Dans les faits, pour bien répondre à la question, il faut prouver que ces conditions sont réunies :

● Une concertation entre plusieurs entreprises (vérifier le concours de volonté)

● Qui a pour objet ou pour effet (intention ou non de porter atteinte à la concurrence)

● D’entraver le libre jeu de la concurrence : se référer aux 4 cas prévus par l’article

● Sur un marché pertinent : vérifier s’il existe un marché précis sur lequel on peut déterminer

qu’il y a atteinte à la concurrence.

Ce qui est bien le cas ici !

 

Analyse de contrat :

Il s’agissait ici d’un contrat d’abonnement à un club de sport conclu entre DELMONTE Anna, personne physique, et le groupe SAS FEEL FIT, personne morale.
( L’erreur ici serait de croire que le contrat est entre Anna et Hicham, le représentant de l’entreprise) 

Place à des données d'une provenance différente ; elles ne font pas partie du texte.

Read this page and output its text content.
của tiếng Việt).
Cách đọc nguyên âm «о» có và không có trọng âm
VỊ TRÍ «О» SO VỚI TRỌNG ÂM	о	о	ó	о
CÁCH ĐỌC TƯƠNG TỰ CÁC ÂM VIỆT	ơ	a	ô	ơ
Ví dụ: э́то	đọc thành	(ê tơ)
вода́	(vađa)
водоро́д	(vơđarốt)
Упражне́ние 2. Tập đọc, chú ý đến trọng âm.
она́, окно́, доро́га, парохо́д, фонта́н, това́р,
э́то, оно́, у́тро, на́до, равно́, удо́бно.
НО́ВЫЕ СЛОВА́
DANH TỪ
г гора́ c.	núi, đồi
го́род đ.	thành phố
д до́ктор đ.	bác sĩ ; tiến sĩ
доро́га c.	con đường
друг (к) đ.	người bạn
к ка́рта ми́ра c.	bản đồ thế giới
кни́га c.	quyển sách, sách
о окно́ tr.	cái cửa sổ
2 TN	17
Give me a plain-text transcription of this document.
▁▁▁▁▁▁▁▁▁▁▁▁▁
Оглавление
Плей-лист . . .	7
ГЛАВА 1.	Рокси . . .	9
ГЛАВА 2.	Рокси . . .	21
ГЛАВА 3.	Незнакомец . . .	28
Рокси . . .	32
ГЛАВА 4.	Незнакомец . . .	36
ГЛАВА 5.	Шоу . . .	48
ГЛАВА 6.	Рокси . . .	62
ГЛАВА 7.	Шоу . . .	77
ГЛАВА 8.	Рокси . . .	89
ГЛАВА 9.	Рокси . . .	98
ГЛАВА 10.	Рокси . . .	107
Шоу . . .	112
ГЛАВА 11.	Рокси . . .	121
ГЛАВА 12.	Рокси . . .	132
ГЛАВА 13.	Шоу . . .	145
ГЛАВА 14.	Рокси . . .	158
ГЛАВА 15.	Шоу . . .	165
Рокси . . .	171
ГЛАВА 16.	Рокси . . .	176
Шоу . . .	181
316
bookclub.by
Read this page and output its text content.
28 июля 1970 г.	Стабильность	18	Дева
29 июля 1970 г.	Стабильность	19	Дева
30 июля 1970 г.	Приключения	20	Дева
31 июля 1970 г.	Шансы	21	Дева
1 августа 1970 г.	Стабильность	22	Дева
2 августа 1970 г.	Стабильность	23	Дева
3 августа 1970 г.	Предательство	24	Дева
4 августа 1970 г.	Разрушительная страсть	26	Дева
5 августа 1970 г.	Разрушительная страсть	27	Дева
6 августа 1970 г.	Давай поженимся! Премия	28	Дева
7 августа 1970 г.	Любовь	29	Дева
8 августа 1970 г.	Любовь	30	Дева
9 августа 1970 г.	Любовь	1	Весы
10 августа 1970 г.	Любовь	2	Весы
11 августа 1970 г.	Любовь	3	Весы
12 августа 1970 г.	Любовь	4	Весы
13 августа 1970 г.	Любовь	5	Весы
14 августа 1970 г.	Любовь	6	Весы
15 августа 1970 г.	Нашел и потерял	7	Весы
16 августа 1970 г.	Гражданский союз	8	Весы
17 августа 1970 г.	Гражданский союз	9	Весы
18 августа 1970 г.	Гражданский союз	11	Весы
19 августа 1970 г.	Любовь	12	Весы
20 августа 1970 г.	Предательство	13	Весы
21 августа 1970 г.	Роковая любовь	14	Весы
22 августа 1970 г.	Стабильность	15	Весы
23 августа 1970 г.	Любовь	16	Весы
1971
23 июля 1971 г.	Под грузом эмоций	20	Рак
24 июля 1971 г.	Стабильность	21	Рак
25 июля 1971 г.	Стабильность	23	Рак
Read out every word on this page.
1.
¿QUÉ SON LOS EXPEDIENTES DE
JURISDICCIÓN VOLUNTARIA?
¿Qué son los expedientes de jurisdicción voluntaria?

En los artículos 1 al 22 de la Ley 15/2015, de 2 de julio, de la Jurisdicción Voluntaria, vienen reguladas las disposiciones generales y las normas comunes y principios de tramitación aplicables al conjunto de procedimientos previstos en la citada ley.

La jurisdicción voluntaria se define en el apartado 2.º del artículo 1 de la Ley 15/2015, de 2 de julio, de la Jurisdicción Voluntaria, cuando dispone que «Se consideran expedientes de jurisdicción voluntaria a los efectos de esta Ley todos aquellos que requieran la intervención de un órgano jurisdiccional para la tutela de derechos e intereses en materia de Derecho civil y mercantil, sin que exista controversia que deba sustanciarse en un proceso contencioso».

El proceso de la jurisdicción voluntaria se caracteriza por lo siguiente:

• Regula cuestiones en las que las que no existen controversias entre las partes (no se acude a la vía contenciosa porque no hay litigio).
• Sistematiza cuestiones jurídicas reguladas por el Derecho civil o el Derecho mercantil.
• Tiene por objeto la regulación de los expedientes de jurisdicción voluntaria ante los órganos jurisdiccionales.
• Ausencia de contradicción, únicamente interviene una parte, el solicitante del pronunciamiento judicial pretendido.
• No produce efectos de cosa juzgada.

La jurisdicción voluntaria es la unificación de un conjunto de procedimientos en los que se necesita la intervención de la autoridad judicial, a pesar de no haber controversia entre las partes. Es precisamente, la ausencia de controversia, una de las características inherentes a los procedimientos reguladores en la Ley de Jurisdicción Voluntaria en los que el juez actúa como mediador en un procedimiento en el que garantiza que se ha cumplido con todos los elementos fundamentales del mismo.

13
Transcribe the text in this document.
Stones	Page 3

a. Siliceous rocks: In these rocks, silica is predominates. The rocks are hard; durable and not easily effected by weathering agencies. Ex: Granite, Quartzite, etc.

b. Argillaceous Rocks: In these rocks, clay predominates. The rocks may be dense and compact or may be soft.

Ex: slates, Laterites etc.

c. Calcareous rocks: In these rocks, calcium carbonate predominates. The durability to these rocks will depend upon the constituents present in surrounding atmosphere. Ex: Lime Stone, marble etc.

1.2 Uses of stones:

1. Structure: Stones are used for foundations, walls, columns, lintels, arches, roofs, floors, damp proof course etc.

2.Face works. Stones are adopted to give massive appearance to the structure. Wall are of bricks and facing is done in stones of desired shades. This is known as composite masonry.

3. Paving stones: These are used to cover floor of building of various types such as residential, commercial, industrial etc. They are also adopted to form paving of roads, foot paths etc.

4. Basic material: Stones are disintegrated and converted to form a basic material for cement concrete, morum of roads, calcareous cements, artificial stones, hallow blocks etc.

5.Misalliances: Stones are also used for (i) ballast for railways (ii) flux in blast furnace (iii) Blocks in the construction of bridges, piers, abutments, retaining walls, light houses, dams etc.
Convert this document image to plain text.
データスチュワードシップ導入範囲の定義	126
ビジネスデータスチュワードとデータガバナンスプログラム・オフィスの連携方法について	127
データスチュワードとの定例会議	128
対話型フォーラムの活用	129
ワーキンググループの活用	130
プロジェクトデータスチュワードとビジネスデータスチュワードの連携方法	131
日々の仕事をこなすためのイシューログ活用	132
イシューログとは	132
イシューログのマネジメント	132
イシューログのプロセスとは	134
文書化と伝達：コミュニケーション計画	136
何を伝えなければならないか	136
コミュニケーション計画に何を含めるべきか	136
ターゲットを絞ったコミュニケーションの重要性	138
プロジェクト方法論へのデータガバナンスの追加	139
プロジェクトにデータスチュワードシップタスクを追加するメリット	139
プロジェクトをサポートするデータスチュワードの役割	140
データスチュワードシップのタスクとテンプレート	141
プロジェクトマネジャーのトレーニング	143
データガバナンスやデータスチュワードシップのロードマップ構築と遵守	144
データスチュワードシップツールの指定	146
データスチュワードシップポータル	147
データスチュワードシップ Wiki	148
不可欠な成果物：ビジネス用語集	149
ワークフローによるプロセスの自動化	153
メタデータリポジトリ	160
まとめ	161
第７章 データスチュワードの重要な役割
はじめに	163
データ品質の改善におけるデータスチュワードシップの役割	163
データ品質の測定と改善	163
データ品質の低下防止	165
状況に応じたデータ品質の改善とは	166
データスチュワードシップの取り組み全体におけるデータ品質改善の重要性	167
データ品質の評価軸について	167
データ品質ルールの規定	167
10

La clause proposée dans la question suivante est une clause qui prévoit les conditions de la modification des formules proposées par le club de sport.
Cette clause donne un pouvoir absolu à l’entreprise pour modifier le contrat comme bon lui semble, sans accord de l’abonné.
Dans un contrat de consommation, les clauses qui créent un déséquilibre significatif entre les droits et obligations des parties au contrat sont abusives et sont nulles. ( Ne pas oublier de bien définir qu’on est bien dans le cas d’un contrat de consommation en qualifiant correctement dans la première question)

 

Veille juridique :

Sujet très facilement prédictible, le respect de la  vie privée est un enjeu dans le monde de l’entreprise.
L’actualité cette année a été très riche dans ce domaine, de quoi permettre au candidat de répondre à la question en explorant tous les recoins possibles. La clé d’une veille juridique bien réussie est une structure et un plan bien clair qui montre que le candidat a essayé de répondre à un problème grâce à un raisonnement précis et bien mené : Il ne faut pas balancer des arrêts sans les inclure dans un raisonnement bien guidé pour expliquer votre pensée.